MACLEOD, Kenneth G., Department of Geological Sciences, University of Missouri, Columbia, MO 65211, QUINTON, Page C., Department of Geological Sciences, SUNY Potsdam, Potsdam, NY 13676, SEPULVEDA, Julio, Department of Geological Sciences, University of Colorado Boulder, Boulder, CO 80309 and NEGRA, Hedi, Tunis Faculty of Sciences, University of Tunis El Manar, Tunis, Tunisia,

The Cretaceous/Paleogene (K/T) mass extinction is unique among major extinction events in that its ultimate cause (the Chicxulub impact) perturbed Earth systems on time scales shorter than the current rate of anthropogenic changes. Thus, the K/T record provides a perspective on the response of Earth systems to extremely rapid, global perturbations not available from studying other deep time events.
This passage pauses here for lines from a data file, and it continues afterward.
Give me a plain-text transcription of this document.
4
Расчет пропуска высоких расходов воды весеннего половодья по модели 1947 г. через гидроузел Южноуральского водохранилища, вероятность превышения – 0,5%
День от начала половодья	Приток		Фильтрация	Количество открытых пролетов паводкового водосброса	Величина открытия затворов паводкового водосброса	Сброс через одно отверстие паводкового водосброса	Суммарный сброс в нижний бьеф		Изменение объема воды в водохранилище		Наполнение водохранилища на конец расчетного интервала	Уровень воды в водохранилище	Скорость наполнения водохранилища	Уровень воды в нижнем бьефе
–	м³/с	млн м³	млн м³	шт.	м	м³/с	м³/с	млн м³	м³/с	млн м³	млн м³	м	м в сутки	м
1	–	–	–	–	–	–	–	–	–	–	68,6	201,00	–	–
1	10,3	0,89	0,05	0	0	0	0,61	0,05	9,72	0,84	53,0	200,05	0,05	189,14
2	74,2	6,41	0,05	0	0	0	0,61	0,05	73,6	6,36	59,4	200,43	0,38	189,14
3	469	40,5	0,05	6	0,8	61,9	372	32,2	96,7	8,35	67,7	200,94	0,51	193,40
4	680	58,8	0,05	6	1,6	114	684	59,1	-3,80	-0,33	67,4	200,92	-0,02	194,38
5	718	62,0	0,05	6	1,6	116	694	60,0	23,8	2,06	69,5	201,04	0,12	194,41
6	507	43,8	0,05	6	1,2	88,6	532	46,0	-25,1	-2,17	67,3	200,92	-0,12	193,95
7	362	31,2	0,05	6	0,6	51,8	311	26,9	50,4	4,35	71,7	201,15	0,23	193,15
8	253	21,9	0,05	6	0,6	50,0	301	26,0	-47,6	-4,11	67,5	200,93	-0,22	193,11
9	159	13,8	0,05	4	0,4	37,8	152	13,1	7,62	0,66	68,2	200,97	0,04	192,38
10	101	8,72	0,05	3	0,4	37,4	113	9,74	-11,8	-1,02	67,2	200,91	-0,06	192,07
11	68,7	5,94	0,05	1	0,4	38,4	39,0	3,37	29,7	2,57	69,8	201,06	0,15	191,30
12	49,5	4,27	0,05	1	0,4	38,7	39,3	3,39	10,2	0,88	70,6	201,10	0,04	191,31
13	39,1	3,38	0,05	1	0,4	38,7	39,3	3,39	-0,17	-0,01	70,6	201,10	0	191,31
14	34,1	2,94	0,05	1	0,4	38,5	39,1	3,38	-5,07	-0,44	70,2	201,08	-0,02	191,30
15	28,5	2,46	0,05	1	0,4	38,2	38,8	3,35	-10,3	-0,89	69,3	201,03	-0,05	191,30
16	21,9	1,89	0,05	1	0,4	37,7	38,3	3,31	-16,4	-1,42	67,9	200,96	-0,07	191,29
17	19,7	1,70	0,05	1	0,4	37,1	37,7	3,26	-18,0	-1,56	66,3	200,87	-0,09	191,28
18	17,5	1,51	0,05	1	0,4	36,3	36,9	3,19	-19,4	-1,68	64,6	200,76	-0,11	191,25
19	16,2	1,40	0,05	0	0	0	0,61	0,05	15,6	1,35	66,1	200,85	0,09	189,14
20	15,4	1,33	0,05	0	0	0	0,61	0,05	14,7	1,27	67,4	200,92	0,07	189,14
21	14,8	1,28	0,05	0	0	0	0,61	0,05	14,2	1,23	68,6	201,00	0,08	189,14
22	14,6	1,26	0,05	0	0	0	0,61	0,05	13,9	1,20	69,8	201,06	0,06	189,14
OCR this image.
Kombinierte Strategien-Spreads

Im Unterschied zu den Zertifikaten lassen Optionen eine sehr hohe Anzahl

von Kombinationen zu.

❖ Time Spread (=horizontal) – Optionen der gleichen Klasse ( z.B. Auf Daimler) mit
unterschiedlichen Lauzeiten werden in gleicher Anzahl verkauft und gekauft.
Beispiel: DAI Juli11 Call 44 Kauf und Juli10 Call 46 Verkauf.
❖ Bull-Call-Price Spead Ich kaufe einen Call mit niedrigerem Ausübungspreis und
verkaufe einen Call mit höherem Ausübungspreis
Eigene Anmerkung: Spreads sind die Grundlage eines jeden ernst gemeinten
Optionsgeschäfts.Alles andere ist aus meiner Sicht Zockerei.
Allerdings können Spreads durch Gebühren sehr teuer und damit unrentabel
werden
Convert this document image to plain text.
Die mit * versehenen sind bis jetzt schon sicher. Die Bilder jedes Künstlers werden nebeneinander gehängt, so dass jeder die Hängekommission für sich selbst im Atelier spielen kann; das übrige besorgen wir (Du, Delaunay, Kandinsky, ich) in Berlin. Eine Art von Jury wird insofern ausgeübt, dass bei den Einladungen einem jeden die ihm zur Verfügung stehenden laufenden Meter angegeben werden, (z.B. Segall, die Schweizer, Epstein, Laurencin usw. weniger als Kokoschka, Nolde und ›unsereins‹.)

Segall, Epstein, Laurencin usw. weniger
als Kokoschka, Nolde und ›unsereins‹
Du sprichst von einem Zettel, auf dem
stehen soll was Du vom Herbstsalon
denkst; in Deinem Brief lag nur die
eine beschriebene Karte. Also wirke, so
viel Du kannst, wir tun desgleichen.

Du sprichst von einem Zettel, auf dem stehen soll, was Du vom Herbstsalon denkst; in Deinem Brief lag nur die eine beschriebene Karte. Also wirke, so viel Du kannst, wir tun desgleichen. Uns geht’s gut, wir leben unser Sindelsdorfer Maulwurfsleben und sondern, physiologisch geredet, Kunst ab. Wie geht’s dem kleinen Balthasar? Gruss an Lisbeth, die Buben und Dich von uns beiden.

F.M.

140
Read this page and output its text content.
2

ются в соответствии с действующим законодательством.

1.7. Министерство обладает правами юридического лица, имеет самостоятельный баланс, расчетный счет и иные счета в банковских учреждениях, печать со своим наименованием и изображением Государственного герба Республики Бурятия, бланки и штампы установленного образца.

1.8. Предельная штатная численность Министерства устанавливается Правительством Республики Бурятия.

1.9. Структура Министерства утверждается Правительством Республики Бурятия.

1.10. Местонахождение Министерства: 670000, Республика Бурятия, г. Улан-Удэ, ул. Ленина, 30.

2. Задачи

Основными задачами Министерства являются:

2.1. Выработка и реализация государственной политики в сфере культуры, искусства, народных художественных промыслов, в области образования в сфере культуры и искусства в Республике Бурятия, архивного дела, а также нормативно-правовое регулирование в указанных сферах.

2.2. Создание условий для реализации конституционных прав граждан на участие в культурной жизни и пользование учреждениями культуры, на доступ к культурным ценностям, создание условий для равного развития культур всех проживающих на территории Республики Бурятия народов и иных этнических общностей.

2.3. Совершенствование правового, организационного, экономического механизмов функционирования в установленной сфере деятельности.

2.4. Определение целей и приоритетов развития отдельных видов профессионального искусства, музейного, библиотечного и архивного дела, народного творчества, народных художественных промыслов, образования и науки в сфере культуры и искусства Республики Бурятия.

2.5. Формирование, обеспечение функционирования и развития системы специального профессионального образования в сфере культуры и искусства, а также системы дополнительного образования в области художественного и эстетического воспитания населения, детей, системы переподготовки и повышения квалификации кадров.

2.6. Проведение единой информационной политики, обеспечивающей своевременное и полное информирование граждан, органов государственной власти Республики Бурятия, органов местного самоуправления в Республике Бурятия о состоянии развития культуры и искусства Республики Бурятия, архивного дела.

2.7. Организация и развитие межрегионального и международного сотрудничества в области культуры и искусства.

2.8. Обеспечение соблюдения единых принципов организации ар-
Temperature change is a predicted consequence of both impact and pre-K/T volcanism; however, whereas Deccan-related warming has been documented, few empirical constraints exist on temperature change related to impact. This shortcoming is due largely to the facts that preservation is not good enough in most early Paleogene samples to apply the carbonate-δ18O paleothermometer with confidence and most K/T sections are not demonstrably complete and expanded enough to resolve changes on relevant time scales.

With these concerns in mind, we addressed the question of the temperature record of the K/T interval by measuring the oxygen isotopic ratios of fish debris from the El Kef section in Tunisia. El Kef is the Global Stratotype Section and Point for the K/T boundary with chronostratigraphic events documented in the section that allow for recognition of changes occurring on 103 to 104 year time scales. Fish teeth, bones and mineralized scales are composed of bioapatite, a phase in which original δ18O values are more resistance to diagenetic alteration than are the δ18O values of carbonates. In 40 samples spanning the highest 2 m of the Cretaceous and lowest 9 m of the Paleogene, we found relatively stable and high values in the Cretaceous, a 1 to 1.5‰ decrease in δ18O values within the lowest 25 cm of Paleogene strata, an interval of relatively stable and low values from 0.3 to 3 m above the boundary, and an increase to pre-boundary δ18O values at 4.5 m that extends to at least 9 m above the boundary. Using published events to construct an age model and assuming the δ18O changes are due solely to temperature, these results suggest 4-6°C warming starting within the first few thousand years after the impact and lasting for ~100,000 years. This conclusion matches well with the predicted pattern of a CO2-induced interval of greenhouse warming initiated by the impact.